Updated Nov 02, 2022
Version 4.0

20 Comments

  • sim__'s avatar
    sim__
    Copper Contributor

    The parameters were just an example.
    Microsoft should only create a solution how to differentiate the costs for generic pipelines.

    Thats all what i want or need 😉


    Just think of this example:
    1 generic pipeline that runs for 10 internal customers, differently often.

    Now i have to allocate the costs to the individual internal customers.

     

    How can i do that?Its not possible right now.

     

    I think we need a solution for this.

    The solution cannot be to build different pipelines or to create different data factories.

     

  • souravagasti's avatar
    souravagasti
    Copper Contributor

    I am just pointing out that an overview won't be of much use if there are lots of generic pipelines getting used. A drill through link does sound useful. MS can use customer's data lake to store the details with a set retention period. People really won't mind paying that extra bit for storage.

  • KoenVerbeeck's avatar
    KoenVerbeeck
    Brass Contributor

    A run ID? You mean something that is unique per execution? For larger ADF implementations this would means thousands or even hundreds of thousand of rows per month. You're asking too much detail for a cost overview. The fact that generic pipelines are a best practice doesn't change this.

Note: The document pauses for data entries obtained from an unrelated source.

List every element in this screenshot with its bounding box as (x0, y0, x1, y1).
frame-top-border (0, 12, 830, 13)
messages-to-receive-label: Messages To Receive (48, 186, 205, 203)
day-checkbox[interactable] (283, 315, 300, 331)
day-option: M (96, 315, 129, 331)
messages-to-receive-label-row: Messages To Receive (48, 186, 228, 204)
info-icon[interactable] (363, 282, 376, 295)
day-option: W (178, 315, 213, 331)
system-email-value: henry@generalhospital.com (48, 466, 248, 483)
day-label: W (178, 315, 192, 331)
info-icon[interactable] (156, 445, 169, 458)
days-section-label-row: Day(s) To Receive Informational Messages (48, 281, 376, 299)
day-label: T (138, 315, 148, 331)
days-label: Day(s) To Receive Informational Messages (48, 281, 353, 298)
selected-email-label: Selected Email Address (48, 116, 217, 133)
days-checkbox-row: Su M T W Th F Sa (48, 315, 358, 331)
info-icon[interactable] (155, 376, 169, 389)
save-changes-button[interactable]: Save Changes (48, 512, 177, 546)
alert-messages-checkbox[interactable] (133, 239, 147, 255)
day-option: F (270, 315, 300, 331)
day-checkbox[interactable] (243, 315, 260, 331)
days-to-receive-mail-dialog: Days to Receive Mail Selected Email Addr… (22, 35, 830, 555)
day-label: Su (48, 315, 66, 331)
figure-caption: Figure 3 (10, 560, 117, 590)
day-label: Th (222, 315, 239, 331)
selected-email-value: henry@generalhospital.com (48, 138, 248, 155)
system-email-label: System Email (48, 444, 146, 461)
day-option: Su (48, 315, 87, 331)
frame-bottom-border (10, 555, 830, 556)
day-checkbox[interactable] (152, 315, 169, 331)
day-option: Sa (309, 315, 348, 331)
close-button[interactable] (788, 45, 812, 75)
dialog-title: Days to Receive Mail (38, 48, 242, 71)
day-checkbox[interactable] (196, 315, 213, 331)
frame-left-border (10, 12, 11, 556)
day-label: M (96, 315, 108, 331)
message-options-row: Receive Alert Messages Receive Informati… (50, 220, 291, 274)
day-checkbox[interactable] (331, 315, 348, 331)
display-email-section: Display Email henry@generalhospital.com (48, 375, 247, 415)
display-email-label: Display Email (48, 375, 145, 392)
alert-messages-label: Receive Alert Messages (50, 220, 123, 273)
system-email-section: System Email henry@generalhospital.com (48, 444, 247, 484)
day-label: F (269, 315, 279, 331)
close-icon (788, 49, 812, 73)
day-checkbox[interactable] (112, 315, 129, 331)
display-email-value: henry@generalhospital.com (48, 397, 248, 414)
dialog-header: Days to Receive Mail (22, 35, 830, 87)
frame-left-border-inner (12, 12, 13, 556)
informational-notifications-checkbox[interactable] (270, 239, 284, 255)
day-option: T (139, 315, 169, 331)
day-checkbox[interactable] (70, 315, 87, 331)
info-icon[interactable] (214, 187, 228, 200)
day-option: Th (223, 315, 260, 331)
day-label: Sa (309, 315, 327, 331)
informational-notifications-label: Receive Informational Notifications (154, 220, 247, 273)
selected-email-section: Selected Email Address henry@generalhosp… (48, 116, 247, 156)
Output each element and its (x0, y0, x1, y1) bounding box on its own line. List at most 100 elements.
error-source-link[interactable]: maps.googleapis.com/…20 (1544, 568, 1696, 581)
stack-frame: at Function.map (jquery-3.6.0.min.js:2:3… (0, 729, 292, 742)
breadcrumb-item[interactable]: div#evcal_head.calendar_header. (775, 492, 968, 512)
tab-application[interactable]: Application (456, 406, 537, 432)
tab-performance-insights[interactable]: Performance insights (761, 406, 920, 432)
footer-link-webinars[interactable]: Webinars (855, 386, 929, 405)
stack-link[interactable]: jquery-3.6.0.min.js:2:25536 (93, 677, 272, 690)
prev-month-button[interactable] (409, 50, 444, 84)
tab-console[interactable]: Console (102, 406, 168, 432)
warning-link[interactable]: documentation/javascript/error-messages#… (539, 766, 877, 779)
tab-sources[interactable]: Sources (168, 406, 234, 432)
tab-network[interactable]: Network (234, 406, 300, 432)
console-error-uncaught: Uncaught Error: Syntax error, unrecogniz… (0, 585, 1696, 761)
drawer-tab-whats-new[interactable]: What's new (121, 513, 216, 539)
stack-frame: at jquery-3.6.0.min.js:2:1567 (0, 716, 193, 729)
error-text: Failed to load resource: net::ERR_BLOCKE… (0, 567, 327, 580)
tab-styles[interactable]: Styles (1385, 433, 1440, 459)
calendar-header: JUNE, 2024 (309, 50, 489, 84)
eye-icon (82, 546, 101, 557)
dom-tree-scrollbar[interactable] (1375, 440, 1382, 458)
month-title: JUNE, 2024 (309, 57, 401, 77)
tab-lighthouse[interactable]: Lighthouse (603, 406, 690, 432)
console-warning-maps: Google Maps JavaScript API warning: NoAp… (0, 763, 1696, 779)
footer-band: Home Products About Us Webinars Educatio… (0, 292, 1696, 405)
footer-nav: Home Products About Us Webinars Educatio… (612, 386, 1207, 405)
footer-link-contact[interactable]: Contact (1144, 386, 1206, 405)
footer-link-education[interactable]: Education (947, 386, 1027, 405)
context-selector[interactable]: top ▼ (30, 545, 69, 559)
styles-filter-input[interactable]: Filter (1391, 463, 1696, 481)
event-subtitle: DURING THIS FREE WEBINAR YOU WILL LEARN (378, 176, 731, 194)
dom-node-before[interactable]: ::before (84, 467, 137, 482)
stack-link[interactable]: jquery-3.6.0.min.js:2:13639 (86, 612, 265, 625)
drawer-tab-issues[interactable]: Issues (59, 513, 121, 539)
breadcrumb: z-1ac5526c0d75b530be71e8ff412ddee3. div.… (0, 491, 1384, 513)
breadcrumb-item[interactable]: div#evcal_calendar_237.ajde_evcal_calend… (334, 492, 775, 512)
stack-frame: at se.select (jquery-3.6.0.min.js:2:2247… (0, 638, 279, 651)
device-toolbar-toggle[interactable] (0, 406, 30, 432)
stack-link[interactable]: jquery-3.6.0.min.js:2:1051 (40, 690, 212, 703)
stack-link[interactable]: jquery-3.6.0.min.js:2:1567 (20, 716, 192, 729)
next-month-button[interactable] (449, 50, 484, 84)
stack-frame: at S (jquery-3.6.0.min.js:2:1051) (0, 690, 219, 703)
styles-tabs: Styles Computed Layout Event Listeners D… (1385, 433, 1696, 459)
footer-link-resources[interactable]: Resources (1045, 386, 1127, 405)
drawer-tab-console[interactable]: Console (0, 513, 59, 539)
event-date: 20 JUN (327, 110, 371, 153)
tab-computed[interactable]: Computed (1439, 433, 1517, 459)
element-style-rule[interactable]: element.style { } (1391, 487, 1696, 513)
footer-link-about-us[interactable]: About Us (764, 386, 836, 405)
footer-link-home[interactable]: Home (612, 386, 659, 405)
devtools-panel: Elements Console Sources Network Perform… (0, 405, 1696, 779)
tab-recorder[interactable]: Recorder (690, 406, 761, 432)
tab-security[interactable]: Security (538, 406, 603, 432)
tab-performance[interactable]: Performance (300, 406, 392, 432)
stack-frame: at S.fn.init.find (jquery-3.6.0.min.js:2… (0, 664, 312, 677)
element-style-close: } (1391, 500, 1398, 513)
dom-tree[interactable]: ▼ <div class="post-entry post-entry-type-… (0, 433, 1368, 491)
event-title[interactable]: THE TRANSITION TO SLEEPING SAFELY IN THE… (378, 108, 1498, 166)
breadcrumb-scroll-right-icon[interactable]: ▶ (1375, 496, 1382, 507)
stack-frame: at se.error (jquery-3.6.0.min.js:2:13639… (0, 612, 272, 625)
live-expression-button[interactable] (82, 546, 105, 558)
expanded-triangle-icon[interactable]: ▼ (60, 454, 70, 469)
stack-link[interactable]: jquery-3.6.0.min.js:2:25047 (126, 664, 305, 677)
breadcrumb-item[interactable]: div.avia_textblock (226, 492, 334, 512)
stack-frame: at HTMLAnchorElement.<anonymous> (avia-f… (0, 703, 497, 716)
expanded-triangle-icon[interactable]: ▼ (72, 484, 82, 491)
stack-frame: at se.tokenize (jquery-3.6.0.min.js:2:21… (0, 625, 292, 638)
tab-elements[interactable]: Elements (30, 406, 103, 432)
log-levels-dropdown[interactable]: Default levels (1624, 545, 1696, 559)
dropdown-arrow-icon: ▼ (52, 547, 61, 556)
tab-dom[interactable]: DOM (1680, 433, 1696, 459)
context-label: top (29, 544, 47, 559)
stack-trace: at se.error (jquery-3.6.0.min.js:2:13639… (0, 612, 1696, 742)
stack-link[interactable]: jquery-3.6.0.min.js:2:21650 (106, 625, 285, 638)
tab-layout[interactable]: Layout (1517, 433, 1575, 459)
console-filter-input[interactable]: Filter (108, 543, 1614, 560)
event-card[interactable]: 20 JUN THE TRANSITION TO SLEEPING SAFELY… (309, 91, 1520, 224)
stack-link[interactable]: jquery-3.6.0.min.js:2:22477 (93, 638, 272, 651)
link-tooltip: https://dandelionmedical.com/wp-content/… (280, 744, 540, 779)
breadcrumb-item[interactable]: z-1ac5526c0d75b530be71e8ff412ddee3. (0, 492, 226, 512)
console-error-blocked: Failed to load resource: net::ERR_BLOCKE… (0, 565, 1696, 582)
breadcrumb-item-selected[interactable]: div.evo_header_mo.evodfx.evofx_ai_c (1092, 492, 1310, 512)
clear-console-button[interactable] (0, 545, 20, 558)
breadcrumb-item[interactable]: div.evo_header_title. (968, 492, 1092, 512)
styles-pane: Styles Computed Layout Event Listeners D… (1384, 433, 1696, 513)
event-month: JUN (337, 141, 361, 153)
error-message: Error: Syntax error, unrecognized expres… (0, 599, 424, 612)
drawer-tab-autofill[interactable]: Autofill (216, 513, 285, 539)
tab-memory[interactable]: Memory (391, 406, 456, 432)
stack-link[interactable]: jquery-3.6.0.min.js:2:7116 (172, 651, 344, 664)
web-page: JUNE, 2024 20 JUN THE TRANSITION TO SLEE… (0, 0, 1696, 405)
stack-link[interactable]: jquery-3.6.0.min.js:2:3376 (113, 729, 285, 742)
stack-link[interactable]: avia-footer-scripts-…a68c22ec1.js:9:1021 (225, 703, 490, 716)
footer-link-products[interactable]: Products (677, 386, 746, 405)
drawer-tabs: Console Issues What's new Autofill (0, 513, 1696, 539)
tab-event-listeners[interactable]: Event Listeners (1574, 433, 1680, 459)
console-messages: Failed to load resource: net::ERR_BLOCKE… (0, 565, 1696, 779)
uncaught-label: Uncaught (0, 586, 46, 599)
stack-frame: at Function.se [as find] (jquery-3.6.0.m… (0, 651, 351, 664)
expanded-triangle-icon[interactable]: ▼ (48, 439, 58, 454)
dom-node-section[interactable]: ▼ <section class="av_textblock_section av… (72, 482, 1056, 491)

It's still the same object, and you get an overview of the cost for that object.

     

    What would be useful though, would be a drill-through link to a report where you get the cost per execution for a specific pipeline.

  • souravagasti's avatar
    souravagasti
    Copper Contributor

    KoenVerbeeck  why can't MS provide the pipeline run ID in the cost sheet. That way we know exactly which run ID cost how much. That would be much more useful instead of segregating by just pipeline names as that would help the dev team also identify if any particular run was costly. Using generic pipelines/datasets/linked services is industry-wide best practice- so unless it is enabled, it won't be of much use to such teams who use generic pipelines.

  • KoenVerbeeck's avatar
    KoenVerbeeck
    Brass Contributor

    sim__ souravagasti I get your requests and why a split per paramaterized pipeline would be useful, but in my opinion it's a bit of an unreasonable request. A parameterized pipeline is about the same as an SSIS package with parameters. In the logging, there's no way to distinguish between the different parameters, you just get logging for the same package, because it's the same object.

    Suppose there's a split per parameter. What if you have hundreds or even thousands of different parameter values? That would mean hundreds of lines on the invoice. In my opinion, using KQL would be a better option to try to figure out how much a given pipeline has been running for a parameter value.

  • sim__'s avatar
    sim__
    Copper Contributor

    I agree with souravagasti.
    We have many pipelines that a running for different internal clients (we are doing this with different pipelines parameters).
    It would be nice if there was a way to split the costs of the general pipelines.
    Is there a solution for this?

  • NOTEthe change only impacts how bills are emitted going forward, and does not change past charges. Please give some time before the change populate to billing report: typically, the change is updated within 1 day.

     

  • souravagasti's avatar
    souravagasti
    Copper Contributor

    It’s a standard best practice to build parameterized pipelines. If the same pipeline has to be used for many loads, will there be a way to distinguish?

  • mark_james's avatar
    mark_james
    Copper Contributor

    Hi,  when is this feature likely to be available in Synapse to have a granular billing view of pipelines created within the Synapse environment?

  • KoenVerbeeck's avatar
    KoenVerbeeck
    Brass Contributor

    How long does it take for the pipelines to actually show up in the cost analysis tool?

     

    EDIT: never mind, it just showed up. Around 24h it seems.